Por essas e outras, o empreendimento gastronômico não vingou e o Seu Antônio passou a se dedicar a sua pesquisa acadêmica em História. De vez em quando recebia a visita do filho, um carinha da minha idade (na época, hoje deve ser bem mais velho). Tinha também uma filha, mas só a vi uma vez, quando apareceu pra almoçar ainda no tempo do bistrô. Depois de provar a comida, nunca mais voltou.

Outra bronca que ele tinha com a gente era com o banheiro. O banheiro do Seu Antônio ficava fora da casa, numa área de serviço ao lado do pátio. À noite, o pessoal que trabalhava no bar também usava aquele banheirinho de emergência, sempre limpo e sem filas. Não demorou pra que o banheiro limpeza do Seu Antônio se tornasse de domínio público e TODO MUNDO dava um jeito de burlar o segurança e, pulando o portãozinho lateral, ir até lá satisfazer as necessidades, fossem elas químicas, fisiológicas ou sexuais. O resultado era que, no fim da noite, ou seja, de manhã, quando o Seu Antônio acordava e, como um relógio, ia fazer suas abluções matinais, o banheiro estava um completo desastre: papel higiênico sujo transbordando da lixeira, camisinhas usadas, xixi na tampa do vaso, o de praxe em se tratando de banheiro de boteco.

Um dia ele perguntou onde comprávamos os docinhos.

Docinhos?

Esses negrinhos que vocês vendem adoidado.

Negrinhos?

Sim, esses que o pessoal come e depois atira o papel do embrulho no vaso, eu sempre tenho que desentupir.

Achei que o velho estivesse delirando. Uma noite, cheio de cerveja na bexiga, fui usar o banheiro de emergência do Seu Antônio e quando mirei o pinto no meio do vaso vi o papel de embrulho a que ele se referia. Juro que: 1) definitivamente não era de negrinho e 2) não era a gente quem vendia.

Foi numa noite de inverno, um friozão fodido dessas quintas-feiras que eu só queria estar em casa vendo tevê embaixo do cobertor, que o Seu Antônio apareceu dentro do bar, um chambre puído por cima do pijama. Uns clientes que estavam no meio da sala viram aquela figura esfarrapada e soltaram uma gargalhada. Eram os mesmos que, minutos antes, tinham rido quando o chão soltara um estalo num intervalo de música. Um estalo mais alto que os estalos de sempre.

Tremeu o chão, gente!

Gritou uma bichinha roliça e os amigos caíram na risada. Era a mesma bichinha que, guinchando como uma hiena, apontava pro Seu Antônio de chambre e pantufa. Pensei que ele ia reclamar do banheiro ou de algum pedaço valioso de entulho que a gente havia detonado. De mansinho, me pediu que o seguisse até sua casa.

Era uma peça abarrotada de livros, revistas e jornais que ele dizia se tratar do material de sua pesquisa, tudo empilhado nos cantos, ocupando a maioria do espaço. Um colchão velho estirado no meio da bagunça, o pequeno fogão encostado na parede e era isso.

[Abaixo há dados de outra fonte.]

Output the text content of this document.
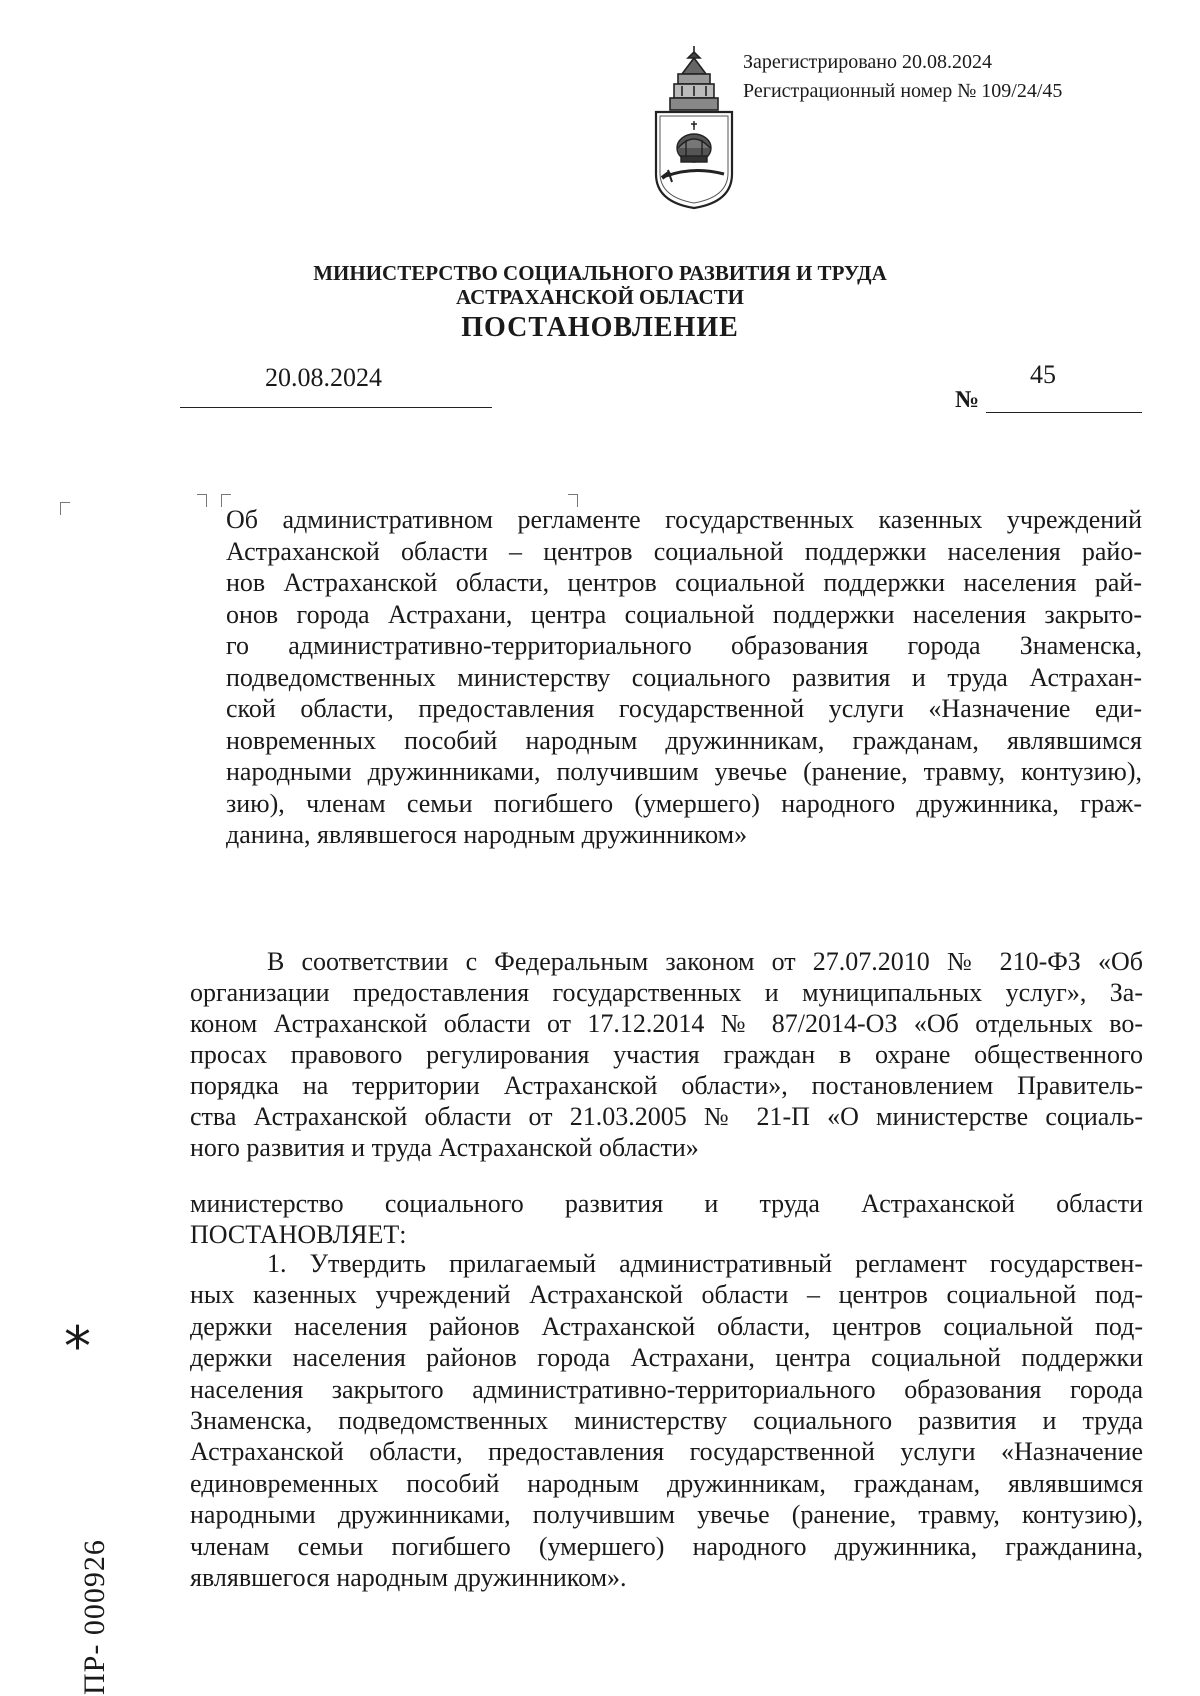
Зарегистрировано 20.08.2024
Регистрационный номер № 109/24/45
МИНИСТЕРСТВО СОЦИАЛЬНОГО РАЗВИТИЯ И ТРУДА
АСТРАХАНСКОЙ ОБЛАСТИ
ПОСТАНОВЛЕНИЕ
20.08.2024
№
45
Об административном регламенте государственных казенных учреждений
Астраханской области – центров социальной поддержки населения райо-
нов Астраханской области, центров социальной поддержки населения рай-
онов города Астрахани, центра социальной поддержки населения закрыто-
го административно-территориального образования города Знаменска,
подведомственных министерству социального развития и труда Астрахан-
ской области, предоставления государственной услуги «Назначение еди-
новременных пособий народным дружинникам, гражданам, являвшимся
народными дружинниками, получившим увечье (ранение, травму, контузию),
зию), членам семьи погибшего (умершего) народного дружинника, граж-
данина, являвшегося народным дружинником»
В соответствии с Федеральным законом от 27.07.2010 № 210-ФЗ «Об
организации предоставления государственных и муниципальных услуг», За-
коном Астраханской области от 17.12.2014 № 87/2014-ОЗ «Об отдельных во-
просах правового регулирования участия граждан в охране общественного
порядка на территории Астраханской области», постановлением Правитель-
ства Астраханской области от 21.03.2005 № 21-П «О министерстве социаль-
ного развития и труда Астраханской области»
министерство социального развития и труда Астраханской области
ПОСТАНОВЛЯЕТ:
1. Утвердить прилагаемый административный регламент государствен-
ных казенных учреждений Астраханской области – центров социальной под-
держки населения районов Астраханской области, центров социальной под-
держки населения районов города Астрахани, центра социальной поддержки
населения закрытого административно-территориального образования города
Знаменска, подведомственных министерству социального развития и труда
Астраханской области, предоставления государственной услуги «Назначение
единовременных пособий народным дружинникам, гражданам, являвшимся
народными дружинниками, получившим увечье (ранение, травму, контузию),
членам семьи погибшего (умершего) народного дружинника, гражданина,
являвшегося народным дружинником».
*
ПР- 000926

Embasbacado diante da austeridade da casa do Seu Antônio, esqueci o motivo da visita até que ele chamou a minha atenção, apontando pra cima. Ali estava a viga do segundo piso, exposta em sua fratura, a origem do estalo mais alto que os de sempre. Ajudei o Seu Antônio a fazer uma pilha de livros. Construímos um apoio pra viga quebrada com boa parte do material de pesquisa do velho. Afinal, leitura é a base.